Wenn Apache 2.4.66 eingesetzt wird, sollte das System als potenziell betroffen betrachtet werden, bis das Gegenteil sauber geprüft wurde.
Was sollten Administratoren jetzt tun?
Die wichtigste Maßnahme ist eindeutig:
Apache HTTP Server auf Version 2.4.67 oder neuer aktualisieren.
Zusätzlich sollten Betreiber prüfen:
- Läuft Apache HTTP Server 2.4.66?
- Ist HTTP/2 aktiviert?
- Wird mod_http2 geladen?
- Welche MPM-Konfiguration ist aktiv?
- Gibt es ungewöhnliche Abstürze oder Neustarts von Apache-Prozessen?
- Wurden Webserver-Logs auf verdächtige HTTP/2-Anfragen geprüft?
Bei öffentlich erreichbaren Servern sollte das Update priorisiert behandelt werden.
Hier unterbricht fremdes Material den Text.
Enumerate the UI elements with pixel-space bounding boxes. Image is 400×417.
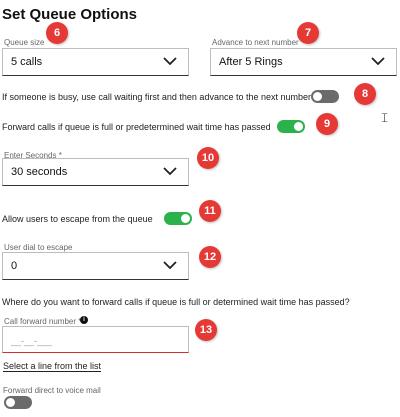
seconds-value: 30 seconds (11, 166, 68, 178)
call-forward-label: Call forward number * (4, 317, 82, 326)
advance-select[interactable]: After 5 Rings (210, 48, 397, 76)
text-cursor-icon: 𝙸 (380, 110, 390, 125)
chevron-down-icon (371, 57, 385, 66)
voicemail-toggle-label: Forward direct to voice mail (3, 386, 101, 395)
chevron-down-icon (163, 261, 177, 270)
callout-badge-11: 11 (199, 200, 221, 222)
callout-badge-13: 13 (195, 319, 217, 341)
queue-size-select[interactable]: 5 calls (2, 48, 189, 76)
escape-toggle-label: Allow users to escape from the queue (2, 214, 153, 224)
call-forward-placeholder: __-__-___ (11, 336, 53, 346)
escape-toggle[interactable] (164, 212, 192, 225)
callout-badge-12: 12 (199, 246, 221, 268)
advance-label: Advance to next number (212, 38, 299, 47)
busy-toggle[interactable] (311, 90, 339, 103)
page-title: Set Queue Options (2, 6, 138, 23)
chevron-down-icon (163, 167, 177, 176)
escape-dial-select[interactable]: 0 (2, 252, 189, 280)
callout-badge-6: 6 (46, 22, 68, 44)
call-forward-field[interactable]: __-__-___ (2, 326, 189, 353)
callout-badge-10: 10 (197, 147, 219, 169)
queue-size-value: 5 calls (11, 56, 43, 68)
callout-badge-8: 8 (354, 83, 376, 105)
escape-dial-value: 0 (11, 260, 18, 272)
forward-toggle-label: Forward calls if queue is full or predet… (2, 122, 271, 132)
forward-question: Where do you want to forward calls if qu… (2, 297, 350, 307)
advance-value: After 5 Rings (219, 56, 283, 68)
info-icon[interactable]: i (80, 316, 88, 324)
callout-badge-7: 7 (297, 22, 319, 44)
escape-dial-label: User dial to escape (4, 243, 73, 252)
forward-toggle[interactable] (277, 120, 305, 133)
select-line-link[interactable]: Select a line from the list (3, 361, 102, 372)
queue-size-label: Queue size (4, 38, 45, 47)
chevron-down-icon (163, 57, 177, 66)
busy-toggle-label: If someone is busy, use call waiting fir… (2, 92, 312, 102)
callout-badge-9: 9 (316, 113, 338, 135)
voicemail-toggle[interactable] (4, 396, 32, 409)
seconds-select[interactable]: 30 seconds (2, 158, 189, 186)
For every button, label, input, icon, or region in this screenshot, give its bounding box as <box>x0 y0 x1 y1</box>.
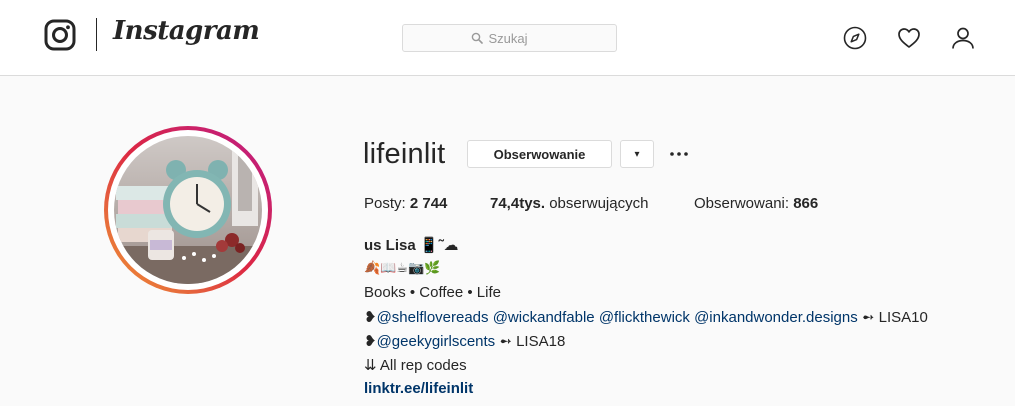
more-options-icon[interactable] <box>668 145 690 163</box>
profile-avatar-story-ring[interactable] <box>104 126 272 294</box>
followers-label: obserwujących <box>545 195 649 212</box>
instagram-wordmark[interactable]: Instagram <box>113 16 260 46</box>
top-navigation-bar: Instagram <box>0 0 1015 76</box>
bio-mentions-line: ❥@shelflovereads @wickandfable @flickthe… <box>364 308 928 326</box>
avatar[interactable] <box>114 136 262 284</box>
bio-external-link[interactable]: linktr.ee/lifeinlit <box>364 380 473 397</box>
bio-tagline: Books • Coffee • Life <box>364 284 501 301</box>
followers-value: 74,4tys. <box>490 195 546 212</box>
bio-bullet: ❥ <box>364 333 377 350</box>
user-icon[interactable] <box>951 26 975 50</box>
mention-link[interactable]: @wickandfable <box>493 309 595 326</box>
bio-mentions-line: ❥@geekygirlscents ➻ LISA18 <box>364 332 565 350</box>
search-input[interactable] <box>488 30 549 46</box>
posts-label: Posty: <box>364 195 410 212</box>
mention-link[interactable]: @shelflovereads <box>377 309 489 326</box>
instagram-camera-icon[interactable] <box>44 19 76 51</box>
bio-emoji-line: 🍂📖☕📷🌿 <box>364 260 441 275</box>
mention-link[interactable]: @inkandwonder.designs <box>694 309 858 326</box>
heart-icon[interactable] <box>897 26 921 50</box>
followers-count[interactable]: 74,4tys. obserwujących <box>490 195 648 212</box>
discount-code: ➻ LISA18 <box>495 333 566 350</box>
avatar-photo-alarm-clock-books <box>114 136 262 284</box>
avatar-border <box>108 130 268 290</box>
following-count[interactable]: Obserwowani: 866 <box>694 195 818 212</box>
following-button[interactable]: Obserwowanie <box>467 140 612 168</box>
mention-link[interactable]: @geekygirlscents <box>377 333 496 350</box>
bio-full-name: us Lisa 📱˜☁ <box>364 237 459 254</box>
search-icon <box>471 32 483 44</box>
suggestions-dropdown-button[interactable]: ▾ <box>620 140 654 168</box>
compass-icon[interactable] <box>843 26 867 50</box>
bio-rep-codes-line: ⇊ All rep codes <box>364 357 467 374</box>
following-label: Obserwowani: <box>694 195 794 212</box>
posts-value: 2 744 <box>409 195 448 212</box>
bio-bullet: ❥ <box>364 309 377 326</box>
discount-code: ➻ LISA10 <box>857 309 928 326</box>
following-value: 866 <box>793 195 819 212</box>
search-box[interactable] <box>402 24 617 52</box>
posts-count: Posty: 2 744 <box>364 195 447 212</box>
mention-link[interactable]: @flickthewick <box>599 309 690 326</box>
logo-divider <box>96 18 97 51</box>
profile-username: lifeinlit <box>363 138 446 170</box>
Das gilt besonders für Systeme mit Kundenportalen, Login-Bereichen, APIs, E-Commerce-Plattformen oder Hosting-Umgebungen.
Temporäre Schutzmaßnahmen
Ein Update ist die sauberste Lösung. Wenn ein sofortiges Update nicht möglich ist, kann als kurzfristige Maßnahme geprüft werden, ob HTTP/2 vorübergehend deaktiviert werden kann. Das ist allerdings nur ein Workaround und kein Ersatz für das Sicherheitsupdate.
Je nach Umgebung kann das Deaktivieren von HTTP/2 Auswirkungen auf Performance, Clients und Reverse-Proxies haben. Deshalb sollte diese Maßnahme kontrolliert getestet werden.
Fazit
CVE-2026-23918 ist keine harmlose Randnotiz. Die Schwachstelle betrifft eine weit verbreitete Server-Komponente und kann mindestens zu Denial-of-Service führen. Unter bestimmten Bedingungen ist sogar Remote Code Execution möglich.
Für Betreiber von Apache-Webservern ist die Lage klar: Version prüfen, HTTP/2-Konfiguration kontrollieren und schnellstmöglich auf Apache HTTP Server 2.4.67 aktualisieren.
Wer Apache 2.4.66 produktiv mit HTTP/2 betreibt, sollte diese Schwachstelle als dringend einstufen.